Former NSW trade minister Stuart Ayres will be reinstated to the frontbench if the Perrottet government is re-elected in March.
- Mr Ayres was cleared of wrongdoing in the appointment of Mr Barilaro to a US trade job
- The government is losing five ministers at the state election
- Mr Ayres faces a battle in his Western Sydney seat of Penrith, which he holds on a slim margin
The Penrith MP resigned from the frontbench and as Liberal deputy leader in August last year over his role in the controversial appointment of former deputy premier John Barilaro as trade commissioner in New York.
Mr Ayres stepped down during an independent review into the scandal.
At the time, Premier Dominic Perrottet said he had been provided with information that showed the recruitment process of Mr Barilaro “was not at arms length” to government.
A separate review was then conducted by high-profile barrister Bruce McClintock, SC, into whether Mr Ayres breached the ministerial code of conduct.
The former minister was cleared of wrongdoing in September and his future role in the Perrottet government has been unclear since then.
Mr Perrottet has now confirmed Mr Ayres will play a prominent role as a senior minister post-March, if the Coalition wins the election.
His decision has been revealed as Mr Ayres faces a battle in his Western Sydney seat of Penrith, which he holds on a slim margin of 1.3 per cent.
It is an electorate that is being targeted by Labor at the upcoming election and is considered a crucial seat for deciding the result.
The premier has refused to be drawn over whether he will announce a new line up for his frontbench before or after the election.
The government is losing five ministers at the March election due to retirements.

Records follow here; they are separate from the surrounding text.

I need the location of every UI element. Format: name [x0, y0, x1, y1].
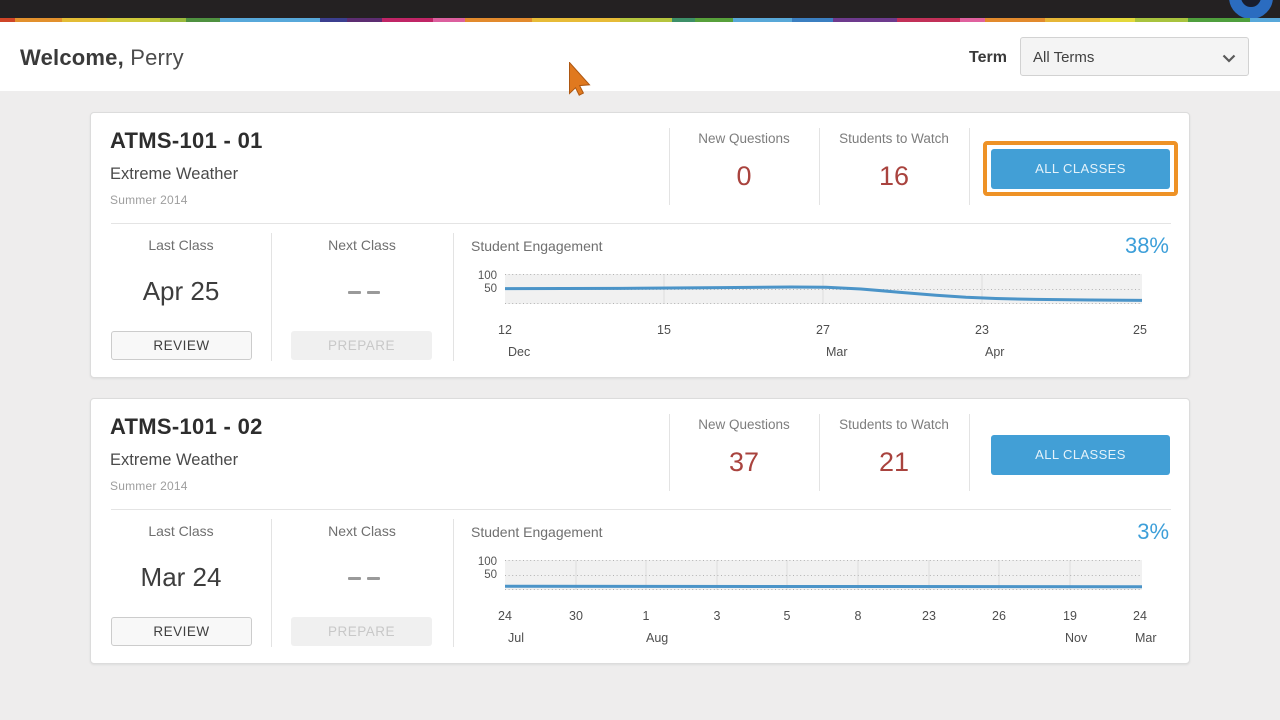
- svg-text:Jul: Jul: [508, 631, 524, 645]
- svg-text:23: 23: [975, 323, 989, 337]
- svg-text:1: 1: [643, 609, 650, 623]
- svg-text:3: 3: [714, 609, 721, 623]
- svg-text:Dec: Dec: [508, 345, 530, 359]
- svg-text:24: 24: [1133, 609, 1147, 623]
- svg-text:26: 26: [992, 609, 1006, 623]
- svg-text:Apr: Apr: [985, 345, 1004, 359]
- svg-text:50: 50: [484, 569, 497, 581]
- svg-text:19: 19: [1063, 609, 1077, 623]
- svg-text:Mar: Mar: [826, 345, 848, 359]
- svg-text:100: 100: [478, 556, 497, 568]
- svg-text:50: 50: [484, 283, 497, 295]
- svg-text:Nov: Nov: [1065, 631, 1088, 645]
- svg-text:5: 5: [784, 609, 791, 623]
- svg-text:27: 27: [816, 323, 830, 337]
- svg-text:Aug: Aug: [646, 631, 668, 645]
- svg-text:23: 23: [922, 609, 936, 623]
- svg-text:25: 25: [1133, 323, 1147, 337]
- svg-text:Mar: Mar: [1135, 631, 1157, 645]
- svg-text:100: 100: [478, 270, 497, 282]
- svg-text:15: 15: [657, 323, 671, 337]
- svg-text:8: 8: [855, 609, 862, 623]
- svg-text:12: 12: [498, 323, 512, 337]
- svg-text:24: 24: [498, 609, 512, 623]
- svg-text:30: 30: [569, 609, 583, 623]
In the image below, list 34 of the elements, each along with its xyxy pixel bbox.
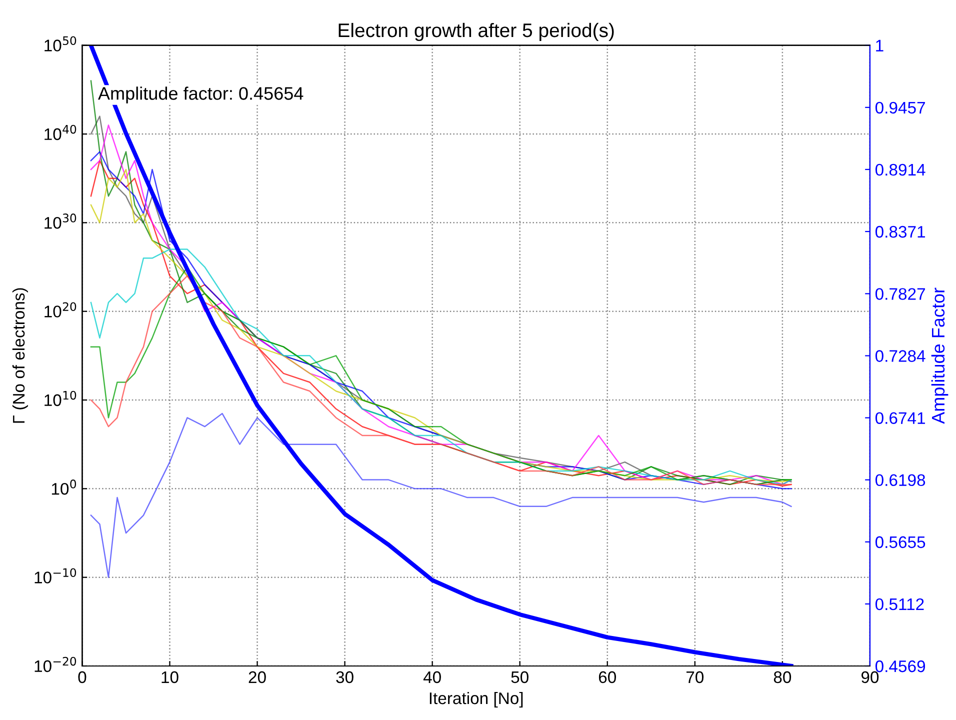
y-tick-label: 10$^{−20}$ [34, 656, 76, 672]
x-tick-label: 60 [598, 671, 616, 684]
y2-tick-label: 0.4569 [875, 660, 926, 672]
y2-tick-label: 0.6741 [875, 412, 925, 424]
x-axis-title: Iteration [No] [430, 692, 523, 708]
y2-tick-label: 0.5112 [875, 598, 924, 610]
y-tick-label: 10$^{0}$ [52, 480, 76, 495]
y2-tick-label: 1 [876, 40, 884, 52]
annotation: Amplitude factor: 0.45654 [98, 86, 304, 104]
y2-tick-label: 0.6198 [875, 474, 926, 486]
y2-tick-label: 0.7284 [875, 350, 926, 362]
x-tick-label: 50 [511, 671, 528, 684]
y-tick-label: 10$^{−10}$ [34, 568, 76, 584]
x-tick-label: 80 [774, 671, 792, 684]
y-tick-label: 10$^{30}$ [44, 214, 76, 229]
x-tick-label: 70 [686, 671, 704, 684]
x-tick-label: 40 [423, 671, 441, 684]
chart-title: Electron growth after 5 period(s) [338, 22, 614, 42]
y-tick-label: 10$^{20}$ [44, 302, 76, 318]
x-tick-label: 30 [336, 671, 354, 684]
y2-tick-label: 0.5655 [875, 536, 926, 548]
y-tick-label: 10$^{10}$ [44, 390, 76, 406]
y2-tick-label: 0.9457 [875, 102, 925, 114]
y-axis-title: Γ (No of electrons) [12, 288, 28, 423]
x-tick-label: 90 [861, 671, 879, 684]
x-tick-label: 0 [78, 671, 86, 684]
y-tick-label: 10$^{50}$ [44, 36, 76, 52]
y-tick-label: 10$^{40}$ [44, 124, 76, 140]
x-tick-label: 10 [162, 671, 178, 684]
y2-tick-label: 0.7827 [875, 288, 925, 300]
x-tick-label: 20 [248, 671, 266, 684]
y2-tick-label: 0.8371 [875, 226, 925, 238]
y2-axis-title: Amplitude Factor [931, 288, 948, 424]
y2-tick-label: 0.8914 [875, 164, 926, 176]
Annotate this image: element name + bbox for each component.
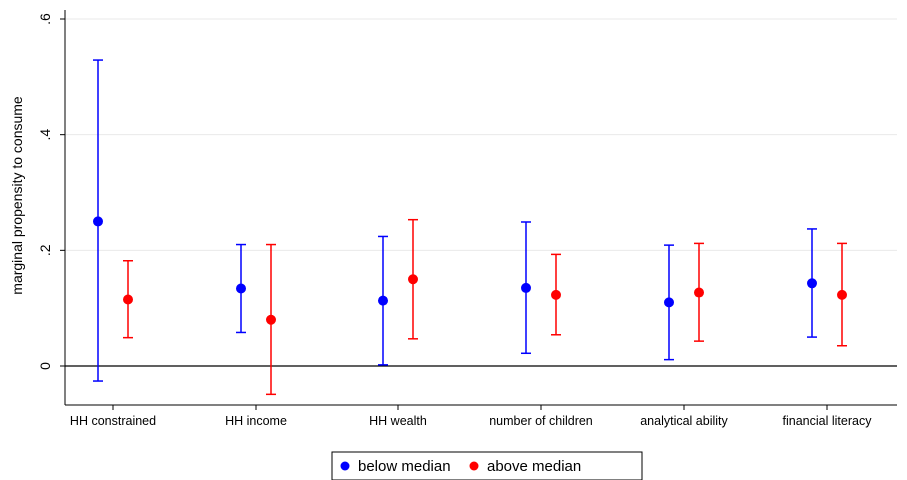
x-tick-label-hh-wealth: HH wealth [369,414,427,428]
y-axis-label: marginal propensity to consume [9,96,25,295]
series-above-median [123,218,847,396]
data-point [378,295,388,306]
x-axis-categories: HH constrained HH income HH wealth number o… [70,405,872,428]
y-tick-label: .2 [37,244,53,256]
legend-marker-below-median [340,461,350,471]
y-tick-label: .6 [37,13,53,25]
x-tick-label-financial-literacy: financial literacy [783,414,873,428]
legend-marker-above-median [469,461,479,471]
data-point [93,216,103,227]
data-point [123,294,133,305]
y-tick-label: 0 [37,362,53,370]
legend-label-below-median: below median [358,458,451,475]
legend-box [331,451,643,480]
data-point [408,274,418,285]
series-layer [93,59,847,396]
data-point [664,297,674,308]
y-axis-ticks: 0 .2 .4 .6 [37,13,65,370]
data-point [521,282,531,293]
x-tick-label-hh-constrained: HH constrained [70,414,156,428]
data-point [551,289,561,300]
data-point [837,289,847,300]
legend-label-above-median: above median [487,458,581,475]
data-point [236,283,246,294]
data-point [807,278,817,289]
x-tick-label-number-of-children: number of children [489,414,593,428]
gridlines [65,18,897,251]
x-tick-label-hh-income: HH income [225,414,287,428]
y-tick-label: .4 [37,129,53,141]
series-below-median [93,59,817,382]
data-point [694,287,704,298]
data-point [266,314,276,325]
x-tick-label-analytical-ability: analytical ability [640,414,728,428]
legend: below median above median [331,451,643,480]
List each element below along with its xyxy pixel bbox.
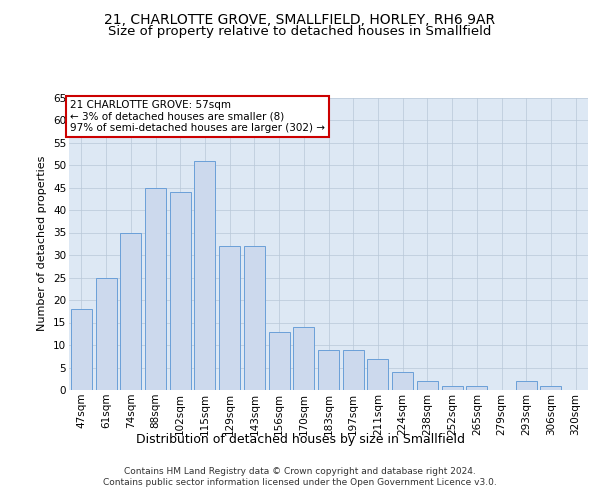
Bar [145,188,166,390]
Text: Contains HM Land Registry data © Crown copyright and database right 2024.
Contai: Contains HM Land Registry data © Crown c… [103,468,497,487]
Bar [219,246,240,390]
Bar [71,309,92,390]
Bar [318,350,339,390]
Bar [367,358,388,390]
Text: 21 CHARLOTTE GROVE: 57sqm
← 3% of detached houses are smaller (8)
97% of semi-de: 21 CHARLOTTE GROVE: 57sqm ← 3% of detach… [70,100,325,133]
Bar [120,232,141,390]
Bar [392,372,413,390]
Bar [417,381,438,390]
Bar [194,160,215,390]
Bar [170,192,191,390]
Text: 21, CHARLOTTE GROVE, SMALLFIELD, HORLEY, RH6 9AR: 21, CHARLOTTE GROVE, SMALLFIELD, HORLEY,… [104,12,496,26]
Bar [442,386,463,390]
Bar [269,332,290,390]
Bar [293,327,314,390]
Text: Distribution of detached houses by size in Smallfield: Distribution of detached houses by size … [136,432,464,446]
Bar [541,386,562,390]
Bar [95,278,116,390]
Text: Size of property relative to detached houses in Smallfield: Size of property relative to detached ho… [109,25,491,38]
Bar [244,246,265,390]
Y-axis label: Number of detached properties: Number of detached properties [37,156,47,332]
Bar [343,350,364,390]
Bar [516,381,537,390]
Bar [466,386,487,390]
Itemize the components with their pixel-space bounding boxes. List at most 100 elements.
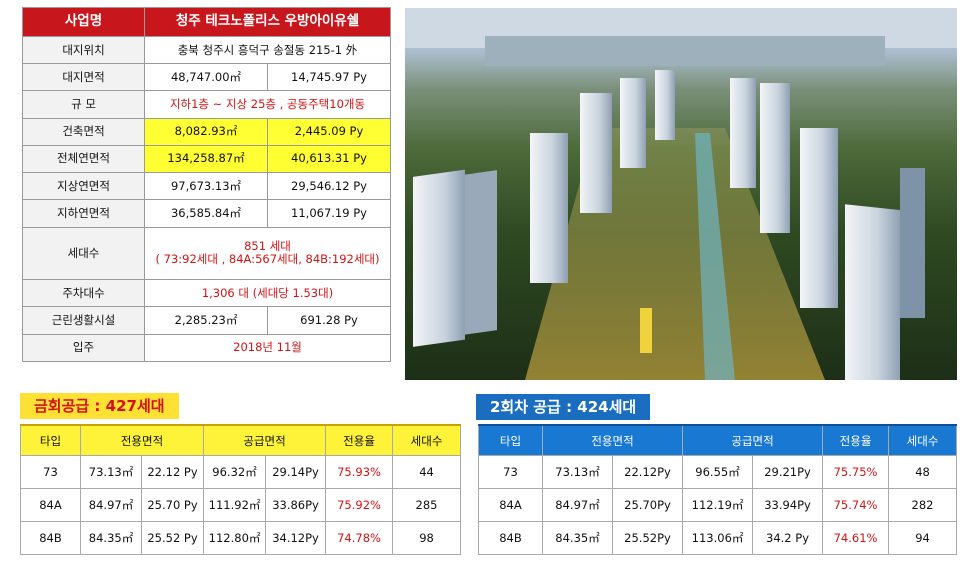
underground-area-row: 지하연면적 36,585.84㎡ 11,067.19 Py bbox=[22, 199, 391, 228]
exclusive-py-cell: 22.12 Py bbox=[140, 455, 205, 489]
exclusive-sqm-cell: 84.35㎡ bbox=[542, 521, 613, 555]
households-total: 851 세대 bbox=[244, 239, 291, 254]
site-area-row: 대지면적 48,747.00㎡ 14,745.97 Py bbox=[22, 63, 391, 92]
supply-py-cell: 34.12Py bbox=[265, 521, 327, 555]
supply-header-row: 타입 전용면적 공급면적 전용율 세대수 bbox=[20, 424, 462, 456]
move-in-label: 입주 bbox=[22, 333, 145, 363]
above-ground-area-sqm: 97,673.13㎡ bbox=[144, 172, 268, 201]
scale-row: 규 모 지하1층 ~ 지상 25층 , 공동주택10개동 bbox=[22, 90, 391, 119]
above-ground-area-label: 지상연면적 bbox=[22, 172, 145, 201]
amenities-py: 691.28 Py bbox=[267, 306, 391, 335]
underground-area-label: 지하연면적 bbox=[22, 199, 145, 228]
supply-header-row: 타입 전용면적 공급면적 전용율 세대수 bbox=[478, 424, 958, 456]
aerial-rendering-illustration bbox=[405, 8, 957, 380]
supply-py-cell: 29.14Py bbox=[265, 455, 327, 489]
exclusive-sqm-cell: 73.13㎡ bbox=[542, 455, 613, 489]
total-floor-area-label: 전체연면적 bbox=[22, 144, 145, 174]
site-location-label: 대지위치 bbox=[22, 35, 145, 65]
exclusive-py-cell: 22.12Py bbox=[611, 455, 684, 489]
exclusive-sqm-cell: 84.97㎡ bbox=[542, 488, 613, 522]
site-area-sqm: 48,747.00㎡ bbox=[144, 63, 268, 92]
type-cell: 73 bbox=[20, 455, 81, 489]
type-cell: 73 bbox=[478, 455, 543, 489]
type-header: 타입 bbox=[478, 424, 543, 456]
units-header: 세대수 bbox=[392, 424, 462, 456]
type-cell: 84A bbox=[20, 488, 81, 522]
ratio-cell: 75.75% bbox=[822, 455, 890, 489]
exclusive-ratio-header: 전용율 bbox=[325, 424, 394, 456]
supply-sqm-cell: 112.19㎡ bbox=[682, 488, 754, 522]
supply-py-cell: 33.86Py bbox=[265, 488, 327, 522]
total-floor-area-sqm: 134,258.87㎡ bbox=[144, 144, 268, 174]
table-row: 84A 84.97㎡ 25.70 Py 111.92㎡ 33.86Py 75.9… bbox=[20, 488, 462, 522]
project-name-row: 사업명 청주 테크노폴리스 우방아이유쉘 bbox=[22, 7, 391, 37]
ratio-cell: 75.93% bbox=[325, 455, 394, 489]
supply-py-cell: 29.21Py bbox=[752, 455, 824, 489]
amenities-sqm: 2,285.23㎡ bbox=[144, 306, 268, 335]
supply-sqm-cell: 96.32㎡ bbox=[203, 455, 267, 489]
units-cell: 48 bbox=[888, 455, 958, 489]
table-row: 73 73.13㎡ 22.12 Py 96.32㎡ 29.14Py 75.93%… bbox=[20, 455, 462, 489]
exclusive-sqm-cell: 73.13㎡ bbox=[80, 455, 142, 489]
parking-value: 1,306 대 (세대당 1.53대) bbox=[144, 279, 391, 308]
building-area-row: 건축면적 8,082.93㎡ 2,445.09 Py bbox=[22, 117, 391, 146]
units-cell: 285 bbox=[392, 488, 462, 522]
total-floor-area-py: 40,613.31 Py bbox=[267, 144, 391, 174]
amenities-row: 근린생활시설 2,285.23㎡ 691.28 Py bbox=[22, 306, 391, 335]
second-supply-title: 2회차 공급 : 424세대 bbox=[476, 394, 651, 420]
project-name-label: 사업명 bbox=[22, 7, 145, 37]
site-location-row: 대지위치 충북 청주시 흥덕구 송절동 215-1 外 bbox=[22, 35, 391, 65]
current-supply-table: 타입 전용면적 공급면적 전용율 세대수 73 73.13㎡ 22.12 Py … bbox=[20, 424, 462, 555]
supply-sqm-cell: 96.55㎡ bbox=[682, 455, 754, 489]
exclusive-py-cell: 25.70Py bbox=[611, 488, 684, 522]
project-info-table: 사업명 청주 테크노폴리스 우방아이유쉘 대지위치 충북 청주시 흥덕구 송절동… bbox=[22, 7, 391, 363]
households-row: 세대수 851 세대 ( 73:92세대 , 84A:567세대, 84B:19… bbox=[22, 226, 391, 281]
apartment-complex-aerial-image bbox=[405, 8, 957, 380]
units-cell: 44 bbox=[392, 455, 462, 489]
households-label: 세대수 bbox=[22, 226, 145, 281]
type-cell: 84B bbox=[20, 521, 81, 555]
above-ground-area-py: 29,546.12 Py bbox=[267, 172, 391, 201]
parking-label: 주차대수 bbox=[22, 279, 145, 308]
type-header: 타입 bbox=[20, 424, 81, 456]
units-cell: 94 bbox=[888, 521, 958, 555]
ratio-cell: 75.74% bbox=[822, 488, 890, 522]
supply-py-cell: 33.94Py bbox=[752, 488, 824, 522]
supply-sqm-cell: 113.06㎡ bbox=[682, 521, 754, 555]
supply-sqm-cell: 112.80㎡ bbox=[203, 521, 267, 555]
current-supply-title: 금회공급 : 427세대 bbox=[20, 393, 179, 419]
ratio-cell: 74.78% bbox=[325, 521, 394, 555]
units-cell: 98 bbox=[392, 521, 462, 555]
total-floor-area-row: 전체연면적 134,258.87㎡ 40,613.31 Py bbox=[22, 144, 391, 174]
exclusive-sqm-cell: 84.97㎡ bbox=[80, 488, 142, 522]
households-breakdown: ( 73:92세대 , 84A:567세대, 84B:192세대) bbox=[155, 252, 380, 267]
move-in-value: 2018년 11월 bbox=[144, 333, 391, 363]
building-area-py: 2,445.09 Py bbox=[267, 117, 391, 146]
table-row: 84B 84.35㎡ 25.52 Py 112.80㎡ 34.12Py 74.7… bbox=[20, 521, 462, 555]
above-ground-area-row: 지상연면적 97,673.13㎡ 29,546.12 Py bbox=[22, 172, 391, 201]
ratio-cell: 75.92% bbox=[325, 488, 394, 522]
second-supply-table: 타입 전용면적 공급면적 전용율 세대수 73 73.13㎡ 22.12Py 9… bbox=[478, 424, 958, 555]
type-cell: 84A bbox=[478, 488, 543, 522]
site-area-label: 대지면적 bbox=[22, 63, 145, 92]
table-row: 84A 84.97㎡ 25.70Py 112.19㎡ 33.94Py 75.74… bbox=[478, 488, 958, 522]
underground-area-py: 11,067.19 Py bbox=[267, 199, 391, 228]
exclusive-py-cell: 25.52 Py bbox=[140, 521, 205, 555]
parking-row: 주차대수 1,306 대 (세대당 1.53대) bbox=[22, 279, 391, 308]
site-area-py: 14,745.97 Py bbox=[267, 63, 391, 92]
type-cell: 84B bbox=[478, 521, 543, 555]
exclusive-area-header: 전용면적 bbox=[541, 424, 684, 456]
supply-area-header: 공급면적 bbox=[203, 424, 327, 456]
site-location-value: 충북 청주시 흥덕구 송절동 215-1 外 bbox=[144, 35, 391, 65]
underground-area-sqm: 36,585.84㎡ bbox=[144, 199, 268, 228]
households-value: 851 세대 ( 73:92세대 , 84A:567세대, 84B:192세대) bbox=[144, 226, 391, 281]
project-name-value: 청주 테크노폴리스 우방아이유쉘 bbox=[144, 7, 391, 37]
exclusive-py-cell: 25.70 Py bbox=[140, 488, 205, 522]
table-row: 73 73.13㎡ 22.12Py 96.55㎡ 29.21Py 75.75% … bbox=[478, 455, 958, 489]
supply-sqm-cell: 111.92㎡ bbox=[203, 488, 267, 522]
supply-area-header: 공급면적 bbox=[682, 424, 824, 456]
scale-label: 규 모 bbox=[22, 90, 145, 119]
units-cell: 282 bbox=[888, 488, 958, 522]
exclusive-sqm-cell: 84.35㎡ bbox=[80, 521, 142, 555]
ratio-cell: 74.61% bbox=[822, 521, 890, 555]
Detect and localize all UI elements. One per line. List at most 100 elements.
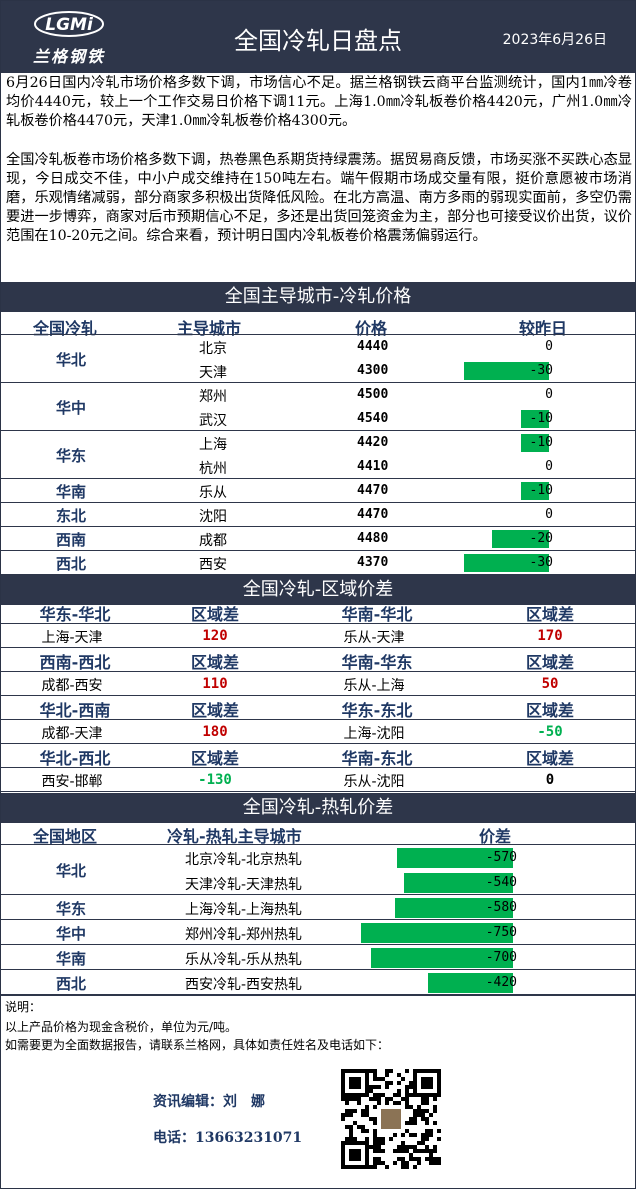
diff-value: -540 xyxy=(485,875,517,890)
divider xyxy=(1,502,635,503)
city-name: 天津 xyxy=(199,365,227,381)
diff-head-right: 华东-东北 xyxy=(341,701,413,720)
diff-value-right: -50 xyxy=(537,724,563,740)
diff-head-left: 华北-西南 xyxy=(39,701,111,720)
diff-pair-right: 乐从-上海 xyxy=(343,678,405,694)
divider xyxy=(1,969,635,970)
change-bar xyxy=(464,554,549,572)
change-value: 0 xyxy=(545,387,553,402)
price-value: 4440 xyxy=(357,339,389,354)
region-label: 华东 xyxy=(55,447,86,465)
change-bar xyxy=(520,434,549,452)
diff-bar xyxy=(371,948,513,968)
price-value: 4500 xyxy=(357,387,389,402)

When Mr Ayres resigned from cabinet, his portfolios were handed over to existing ministers.
Opposition Leader Chris Minns has criticised the plan.
“Many people in New South Wales would say if the government gets re-elected and Stuart Ayres returns to that cabinet it’ll be back to jobs for the boys straight after March the 25th,” Mr Minns said.
“Our view is that is time for a clean sheet in New South Wales, a fresh start with a new team and getting rid of that culture that says old political colleagues and former deputy premiers should be rewarded with taxpayer-funded jobs.”